The dog sat up, cocked his head at a strange angle and studied Chase. Like Yoda in the movie Star Wars, the dog seemed to possess infinite wisdom.
“It’s not as if I don’t like her,” he explained. “She’s gorgeous, sexy as hell, and when she smiles and laughs, she makes everything around feel brighter . . . better. It’s just—”
He heard the bedroom door open. Standing, he leaned against the fridge. The nervous tickle in the pit of his stomach brought about a sense of déjà vu that he didn’t understand.
“Steaks done?” She scooted around him without meeting his gaze. Tension hung in the air like dense fog.
“Yeah,” he answered and studied her. She wore a pair of jeans that hung low on her hips. Her shirt, a fitted white blouse, came just below the waist and clung to her breasts.
With the top two buttons left open, he got a glimpse of her bra strap. So she’d armed herself with underwear. Good. Then he remembered the red panties he’d seen in the bedroom. His gaze lowered to her hips and full-color images started appearing in his head.

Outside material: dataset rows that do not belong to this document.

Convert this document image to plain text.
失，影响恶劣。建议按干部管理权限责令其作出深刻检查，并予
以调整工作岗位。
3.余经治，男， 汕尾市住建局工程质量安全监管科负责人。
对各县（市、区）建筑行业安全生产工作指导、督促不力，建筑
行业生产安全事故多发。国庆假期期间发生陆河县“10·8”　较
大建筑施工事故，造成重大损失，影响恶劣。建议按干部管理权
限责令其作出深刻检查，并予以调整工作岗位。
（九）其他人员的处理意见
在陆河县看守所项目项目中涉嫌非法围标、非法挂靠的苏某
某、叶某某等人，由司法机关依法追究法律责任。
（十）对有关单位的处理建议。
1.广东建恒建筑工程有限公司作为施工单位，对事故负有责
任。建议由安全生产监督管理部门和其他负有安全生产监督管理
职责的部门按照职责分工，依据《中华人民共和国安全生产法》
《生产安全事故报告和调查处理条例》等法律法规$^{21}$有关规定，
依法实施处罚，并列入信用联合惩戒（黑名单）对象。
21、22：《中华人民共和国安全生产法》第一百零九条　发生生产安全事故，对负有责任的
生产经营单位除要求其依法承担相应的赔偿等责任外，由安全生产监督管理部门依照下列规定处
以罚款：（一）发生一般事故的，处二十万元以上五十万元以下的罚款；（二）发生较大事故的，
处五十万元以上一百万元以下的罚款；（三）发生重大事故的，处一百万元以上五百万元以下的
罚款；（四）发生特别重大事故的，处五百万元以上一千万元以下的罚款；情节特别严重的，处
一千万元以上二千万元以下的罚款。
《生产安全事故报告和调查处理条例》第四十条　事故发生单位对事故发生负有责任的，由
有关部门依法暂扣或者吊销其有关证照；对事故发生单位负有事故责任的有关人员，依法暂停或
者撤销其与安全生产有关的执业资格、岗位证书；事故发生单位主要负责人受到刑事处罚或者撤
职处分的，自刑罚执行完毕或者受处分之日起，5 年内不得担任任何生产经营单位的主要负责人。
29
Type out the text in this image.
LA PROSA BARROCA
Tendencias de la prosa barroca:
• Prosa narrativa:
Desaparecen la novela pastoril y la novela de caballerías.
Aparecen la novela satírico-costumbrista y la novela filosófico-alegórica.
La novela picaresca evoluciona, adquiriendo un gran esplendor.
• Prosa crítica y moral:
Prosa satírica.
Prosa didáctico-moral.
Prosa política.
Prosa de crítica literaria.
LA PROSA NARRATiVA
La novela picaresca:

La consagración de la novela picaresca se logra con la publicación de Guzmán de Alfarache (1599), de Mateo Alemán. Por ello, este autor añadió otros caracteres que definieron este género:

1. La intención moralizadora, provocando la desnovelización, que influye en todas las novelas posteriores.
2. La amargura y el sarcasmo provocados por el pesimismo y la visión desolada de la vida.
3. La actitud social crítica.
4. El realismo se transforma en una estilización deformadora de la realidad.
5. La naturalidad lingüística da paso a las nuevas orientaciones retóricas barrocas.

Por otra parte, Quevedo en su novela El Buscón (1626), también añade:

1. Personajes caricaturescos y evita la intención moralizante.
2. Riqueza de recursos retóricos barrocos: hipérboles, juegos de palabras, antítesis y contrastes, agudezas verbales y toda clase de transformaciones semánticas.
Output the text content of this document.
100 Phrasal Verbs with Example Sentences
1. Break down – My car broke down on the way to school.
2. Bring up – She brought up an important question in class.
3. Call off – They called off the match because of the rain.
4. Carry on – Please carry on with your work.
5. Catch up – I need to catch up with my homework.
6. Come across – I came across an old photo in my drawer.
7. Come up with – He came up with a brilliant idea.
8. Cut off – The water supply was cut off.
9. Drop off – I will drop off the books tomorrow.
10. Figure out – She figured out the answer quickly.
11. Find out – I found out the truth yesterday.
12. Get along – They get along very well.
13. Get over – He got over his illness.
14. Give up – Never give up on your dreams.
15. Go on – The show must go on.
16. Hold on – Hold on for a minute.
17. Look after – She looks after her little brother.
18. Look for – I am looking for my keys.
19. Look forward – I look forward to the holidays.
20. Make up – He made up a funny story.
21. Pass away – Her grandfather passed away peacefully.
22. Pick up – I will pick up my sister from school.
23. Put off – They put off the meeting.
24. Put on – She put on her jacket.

“Potatoes?” She poked her head into the oven.
“Done. I think.” He tried not to stare at her backside and attempted to understand the odd feeling making his gut tight. He understood what made things below the belt feel tight but the other, vaguely familiar and unwanted, emotion concerned him.
She turned to the counter, eyeing the lettuce he’d neglected to put back in the fridge. “You made a salad?”
He half expected her to nag him for not cleaning up after himself. “Yeah.” He pointed to the bowl of beat-up vegetables beside the stove top. The uncomfortable emotion stirred his gut again.
“Good.” She reached for the glasses on the counter and went to the fridge. The refrigerator gave up ice and the clanking noise of it falling into the glasses sounded somehow angry.
“I’m sorry, okay?” The apology fell out of him unexpectedly. As soon as the words left his lips, the meaning of that déjà vu and the emotion came raining down on him.
They were arguing—well, not out-and-out arguing, but having a male/female spat. The one where the woman was mad about something and the man remained clueless to the reasons. And although he wanted to ask what he’d done, he knew that asking would make matters worse, because women just expected men to know things. Didn’t women know that men didn’t know shit?
He hadn’t had a spat with a woman since . . . since Sarah. He never argued with Jessie. He went into her apartment, they talked about sports, the weather, her cat’s kidney problems. He cooked dinner. They ate, had sex, and he left. Twice a week like clockwork. It was easy and uncomplicated, even if he did occasionally worry about the cat.
He looked at Lacy Maguire. Lacy was complicated. She had an ex-husband, talking appliances, pets, and a red nighty tucked away somewhere in her bedroom.
In the back of his mind he realized that Jessie had those things, too—with the exception of talking appliances, of course. He just hadn’t seen Jessie or her baggage as complicated.
“You want me to go?” He let out a breath. “Let me make a call, and I’ll be out of your hair.” He reached for the phone.